Sinnvolle Unterstützung
Auch an den Berufsschulen müsse der Unterricht angepasst werden: „Nicht das Vorhandensein von Tablets macht einen guten Unterricht aus, sondern was damit unterrichtet wird“, so Sendelbeck. Zudem gelte: „Nicht jeder der WhatsApp bedienen könne, sei auch dafür prädestiniert, als Anlagenführer zu arbeiten.“ Jürgen Wittlinger, Leiter der Gewerblichen Schule in Göppingen, ist derselben Meinung: „Digitale Medien sind nicht das Allerheilmittel. Sie müssen den Lernprozess vielmehr sinnvoll unterstützen. Außerfachliche Kompetenzen, wie Teamarbeit, lernt man nicht mit Tablets.“
Übereinstimmend berichten die Redner von ganz anderen Problemen, die heutige Azubis mitbrächten, Einstellungsvoraussetzungen wie Lesen, Rechnen und Schreiben seien häufig mangelhaft. „An diesen Basics muss gemeinsam gearbeitet werden, auch auf ein breites Basiswissen lässt sich nicht verzichten.“
Eine gute Zusammenarbeit von Berufsschulen und Betrieben sei in Bezug auf die Digitalisierung unerlässlich. Christian Sendelbeck fordert: „Das Handwerk muss sich schneller bewegen.“ Der Vizepräsident der Handwerkskammer Mittelfranken sagt aber auch: „Manche Dinge lassen sich nicht digital regeln, beispielsweise das Streichen einer Wand.“ Man dürfe den Bogen nicht überspannen.
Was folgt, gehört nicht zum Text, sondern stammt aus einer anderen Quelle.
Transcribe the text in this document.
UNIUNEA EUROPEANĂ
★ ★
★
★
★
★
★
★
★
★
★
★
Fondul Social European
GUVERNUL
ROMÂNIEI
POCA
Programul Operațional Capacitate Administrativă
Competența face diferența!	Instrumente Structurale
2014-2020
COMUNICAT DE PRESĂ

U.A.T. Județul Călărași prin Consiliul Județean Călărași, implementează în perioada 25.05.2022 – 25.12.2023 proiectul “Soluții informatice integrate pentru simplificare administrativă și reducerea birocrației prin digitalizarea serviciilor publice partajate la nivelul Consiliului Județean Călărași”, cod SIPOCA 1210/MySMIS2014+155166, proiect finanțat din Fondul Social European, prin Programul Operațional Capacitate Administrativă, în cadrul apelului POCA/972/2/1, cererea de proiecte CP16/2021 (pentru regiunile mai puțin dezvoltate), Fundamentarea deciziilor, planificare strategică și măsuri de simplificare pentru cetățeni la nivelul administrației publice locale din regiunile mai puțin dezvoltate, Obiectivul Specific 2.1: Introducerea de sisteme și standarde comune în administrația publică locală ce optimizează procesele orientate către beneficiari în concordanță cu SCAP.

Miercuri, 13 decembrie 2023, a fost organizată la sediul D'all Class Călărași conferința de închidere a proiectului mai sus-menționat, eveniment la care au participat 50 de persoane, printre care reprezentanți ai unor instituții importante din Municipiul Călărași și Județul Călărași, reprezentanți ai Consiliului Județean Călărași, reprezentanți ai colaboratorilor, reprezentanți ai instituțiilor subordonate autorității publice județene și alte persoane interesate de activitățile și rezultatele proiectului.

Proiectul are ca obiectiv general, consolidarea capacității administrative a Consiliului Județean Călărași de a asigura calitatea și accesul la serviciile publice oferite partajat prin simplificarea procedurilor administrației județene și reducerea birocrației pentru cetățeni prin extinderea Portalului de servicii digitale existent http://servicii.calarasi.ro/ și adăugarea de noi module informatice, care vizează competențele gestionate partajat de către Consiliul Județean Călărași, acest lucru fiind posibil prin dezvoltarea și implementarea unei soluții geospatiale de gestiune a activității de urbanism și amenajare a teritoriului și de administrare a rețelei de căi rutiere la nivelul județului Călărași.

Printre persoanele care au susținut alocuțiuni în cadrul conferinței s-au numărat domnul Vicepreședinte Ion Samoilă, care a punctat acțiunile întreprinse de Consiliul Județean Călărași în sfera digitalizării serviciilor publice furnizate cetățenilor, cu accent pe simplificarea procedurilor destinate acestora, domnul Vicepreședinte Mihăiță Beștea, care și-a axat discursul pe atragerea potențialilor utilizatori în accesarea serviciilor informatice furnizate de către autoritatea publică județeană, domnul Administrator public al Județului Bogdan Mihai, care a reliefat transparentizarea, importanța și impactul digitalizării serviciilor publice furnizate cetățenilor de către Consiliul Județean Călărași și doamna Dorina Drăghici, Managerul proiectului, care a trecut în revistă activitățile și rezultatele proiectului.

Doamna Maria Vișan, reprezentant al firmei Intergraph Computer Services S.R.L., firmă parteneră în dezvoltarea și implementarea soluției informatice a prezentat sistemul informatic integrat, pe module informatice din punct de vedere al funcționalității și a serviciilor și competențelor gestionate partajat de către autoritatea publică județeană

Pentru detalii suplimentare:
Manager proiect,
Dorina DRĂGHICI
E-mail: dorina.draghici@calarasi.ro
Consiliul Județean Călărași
Vielmehr solle man die Digitalisierung als Möglichkeit sehen, Abläufe zu optimieren.
Eine Revolution, vergleichbar mit der industriellen, nur deutlich schneller, sieht der stellvertretende Ministerpräsident des Landes Baden-Württemberg, Thomas Strobl. „Wir müssen die Digitalisierung als Chance begreifen, müssen vorne dabei sein. In den nächsten Jahren werden die Weichen gestellt, ob einzelne Staaten wirtschaftlich an der Spitze bleiben oder nicht.“ Wichtigster Punkt dabei sei die Bildung: „Die «Kreidezeit» in den Schulen muss beendet werden.“
Überall schnelles Internet
Daten sieht der Minister als Infrastruktur des 21. Jahrhunderts und die Schaffung eben dieser, sprich das Verlegen von Glasfaserkabeln, sei eine klassische Aufgabe des Staates: „Glasfaserkabel sind künftig ein Muss, Kupferkabel sind eigentlich jetzt schon Steinzeit. Wir haben nicht mehr bis zum Jahr 2020 Zeit: Schnelles Internet muss überall hinkommen“, nimmt Strobl sich und seine Landesregierung in die Pflicht. Je kleiner ein Betrieb, desto wichtiger sei die Vernetzung mit anderen Unternehmen. Dafür wolle das Land Baden-Württemberg entsprechende Plattformen zur Verfügung stellen. Strobl legt auch den Finger in die Wunde mancher Handwerksbetriebe: „Es kann nicht sein, dass gesagt wird: Die zehn Jahre, die ich noch im Betrieb bin, erledige ich noch mit Zettel und Stift.“
Einig sind sich alle Redner in einem: Digitalisierung darf nur Mittel zum Zweck sein, nicht alleiniger Zweck.

praxisplus
Das baden-württembergische Wirtschaftsministerium bringt Lotsen für die Digitalisierung an den Start, die kleinere Unternehmen beraten sollen. Die Projekte werden beim Handwerk, Handelsverband, Hotel- und Gaststättenverband Virtual Dimension Center Fellbach angesiedelt. Dies ist ein Zentrum, das sich mit dem Thema Virtualisierung im Ingenieurbereich beschäftigt – hier geht es beispielsweise um 3-D-Simulationen oder den Einsatz von virtueller Realität, die etwa Produktionsprozesse oder Wartungsvorgänge anschaulicher macht.